At this time it’s important to acknowledge that disability simulations can have unintended consequences. It’s impossible to replicate a person’s disability or the impact an inaccessible experience has on them. These empathy exercises are not intended to emulate personal experiences and we are explicit in explaining the concept of barriers in the user experience for the purpose of this workshop.

People put on glasses that restrict visibility, use gloves that limit mobility and employ different browser plugins that can change default colour schemes, magnify the user interface and make a user’s mouse behave erratically, among other things. The goal is to demonstrate how difficult operating digital user interfaces is when appropriate accessibility considerations have not been made. Without this type of experience, it can be very difficult to teach and understand the challenges some people face when using our products.

Technical solutions & auditing tools

After demonstrating the challenges some of our users face, we talk about solutions for common accessibility problems.

We start by discussing focus management. This means that it’s critical to ensure that the user can get from the top of the page to the bottom (and vice versa) using only their keyboard. Although this may seem obvious and what the default should be, it’s often overlooked and takes some effort to get right.

Common feedback we often hear is that, for design reasons, people dislike focus indication. This is an indicator that tells you where you are on the page, typically using an outline on the active element. The visual is different for different browsers but the common response is that it’s ugly or ruins a design. What’s not always clear is that once it’s removed, users who rely on a keyboard to navigate can no longer easily see where they are on the page. Without the ability to easily track where they are, they are unable to use basic functionality like buttons and links.

To help drive home the importance of focus indication, as well as the importance of skip links and content tab order, we instruct participants to navigate web pages using only their keyboard. Experience has shown that keyboard functionality is often ignored. While this is often unintentional, it’s ignored because people don’t fully understand the consequences of this action or the difficulties experienced by some users when it’s not properly incorporated.

Accessibility auditing tools are also an important part of these workshops. A core function of the accessibility team is to enable our product teams to test their own work in order to get a sense of their progress towards accessible product development.

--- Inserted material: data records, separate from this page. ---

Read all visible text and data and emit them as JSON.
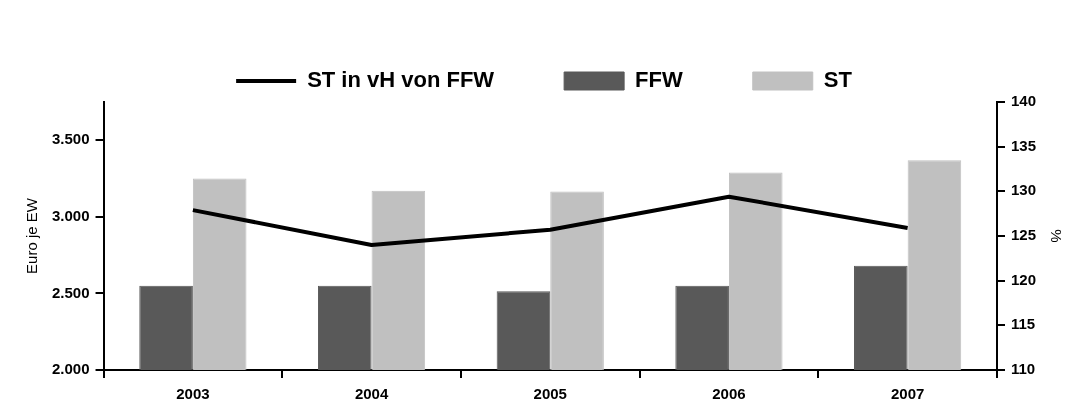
{
  "chart_data": {
    "type": "bar",
    "categories": [
      "2003",
      "2004",
      "2005",
      "2006",
      "2007"
    ],
    "series": [
      {
        "name": "FFW",
        "color": "#595959",
        "values": [
          2550,
          2550,
          2515,
          2550,
          2680
        ]
      },
      {
        "name": "ST",
        "color": "#c0c0c0",
        "values": [
          3250,
          3170,
          3165,
          3290,
          3370
        ]
      },
      {
        "name": "ST in vH von FFW",
        "type": "line",
        "axis": "y2",
        "color": "#000000",
        "values": [
          127.9,
          124.0,
          125.7,
          129.4,
          125.9
        ]
      }
    ],
    "ylabel": "Euro je EW",
    "y2label": "%",
    "ylim": [
      2000,
      3750
    ],
    "yticks": [
      {
        "value": 2000,
        "label": "2.000"
      },
      {
        "value": 2500,
        "label": "2.500"
      },
      {
        "value": 3000,
        "label": "3.000"
      },
      {
        "value": 3500,
        "label": "3.500"
      }
    ],
    "y2lim": [
      110,
      140
    ],
    "y2ticks": [
      110,
      115,
      120,
      125,
      130,
      135,
      140
    ],
    "grid": false,
    "legend": "top",
    "marker": "none",
    "line_style": "solid"
  }
}
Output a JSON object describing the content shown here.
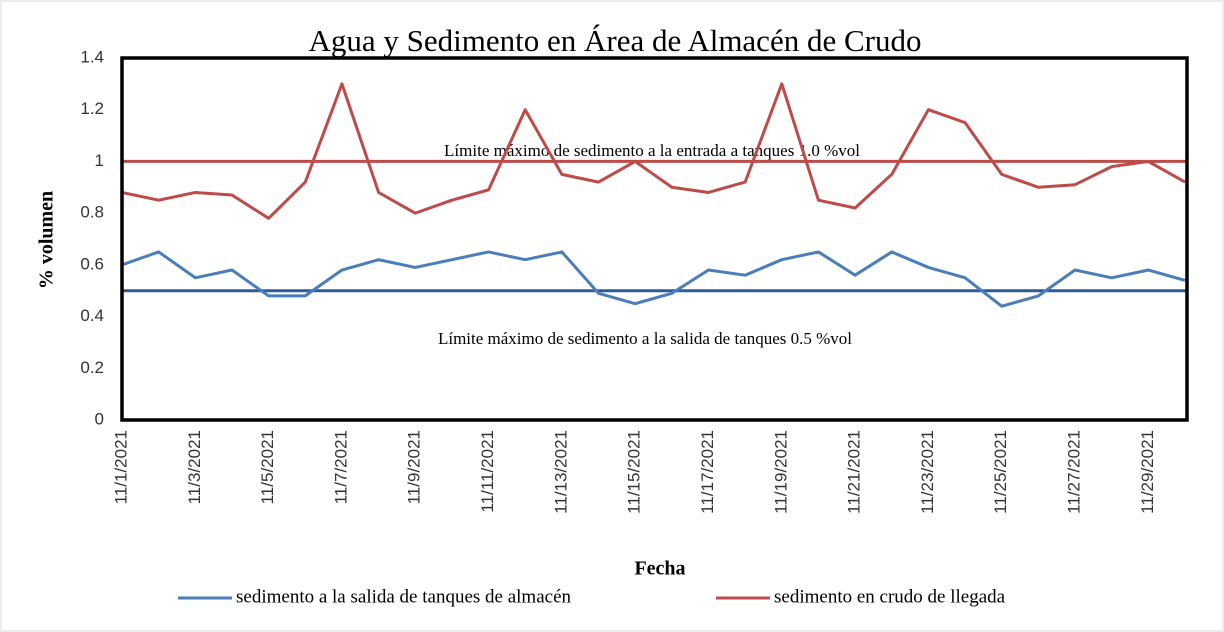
{
  "chart_data": {
    "type": "line",
    "title": "Agua y Sedimento en Área de Almacén de Crudo",
    "xlabel": "Fecha",
    "ylabel": "% volumen",
    "categories": [
      "11/1/2021",
      null,
      "11/3/2021",
      null,
      "11/5/2021",
      null,
      "11/7/2021",
      null,
      "11/9/2021",
      null,
      "11/11/2021",
      null,
      "11/13/2021",
      null,
      "11/15/2021",
      null,
      "11/17/2021",
      null,
      "11/19/2021",
      null,
      "11/21/2021",
      null,
      "11/23/2021",
      null,
      "11/25/2021",
      null,
      "11/27/2021",
      null,
      "11/29/2021",
      null
    ],
    "series": [
      {
        "name": "sedimento a la salida de tanques de almacén",
        "color": "#4a7ebb",
        "values": [
          0.6,
          0.65,
          0.55,
          0.58,
          0.48,
          0.48,
          0.58,
          0.62,
          0.59,
          0.62,
          0.65,
          0.62,
          0.65,
          0.49,
          0.45,
          0.49,
          0.58,
          0.56,
          0.62,
          0.65,
          0.56,
          0.65,
          0.59,
          0.55,
          0.44,
          0.48,
          0.58,
          0.55,
          0.58,
          0.54
        ]
      },
      {
        "name": "sedimento en crudo de llegada",
        "color": "#be4b48",
        "values": [
          0.88,
          0.85,
          0.88,
          0.87,
          0.78,
          0.92,
          1.3,
          0.88,
          0.8,
          0.85,
          0.89,
          1.2,
          0.95,
          0.92,
          1.0,
          0.9,
          0.88,
          0.92,
          1.3,
          0.85,
          0.82,
          0.95,
          1.2,
          1.15,
          0.95,
          0.9,
          0.91,
          0.98,
          1.0,
          0.92
        ]
      }
    ],
    "reference_lines": [
      {
        "value": 1.0,
        "color": "#be4b48",
        "label": "Límite máximo de sedimento a la entrada a tanques 1.0 %vol"
      },
      {
        "value": 0.5,
        "color": "#2c5d98",
        "label": "Límite máximo de sedimento a la salida de tanques 0.5 %vol"
      }
    ],
    "ylim": [
      0,
      1.4
    ],
    "yticks": [
      0,
      0.2,
      0.4,
      0.6,
      0.8,
      1,
      1.2,
      1.4
    ],
    "grid": false,
    "legend": "bottom"
  }
}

We teach them how to manually check a page because automated auditing tools will only detect 25 to 30 per cent of potential accessibility issues. We need our teams to understand the issue and know how to approach the problems on their own before they engage our team. Although we’re small and mighty, we won’t always have the capacity and bandwidth to help resolve the issue.

We spend time tackling technical issues that need to be considered, such as semantic html, landmarks, headings, colour contrast, captions or text alternatives for videos and images, in page navigation, descriptive links, and much more. These elements comprise the pieces of the paper house. They are the basic building blocks that are necessary for creating accessible experiences.

Side by side of paper cutout exercise and how it relates to semantics. Each cutout is labelled which it’s function/purpose (ie. door) in correlation to HTML5 elements (ie. nav). (Patrick Dunphy/ CBC)

If the pieces of the house weren’t obvious before, they are now (as shown in this picture). The house has been assembled and labelled with care, with all elements in place — just as you would find with the landmark elements within an html page.

An early attempt to make things accessible will reduce the effort required later. Waiting until the end of a project can mean more work and ultimately a less accessible product. Ensuring our teams have the knowledge and tools where accessibility and empathy are top of mind, is the key to building accessible websites.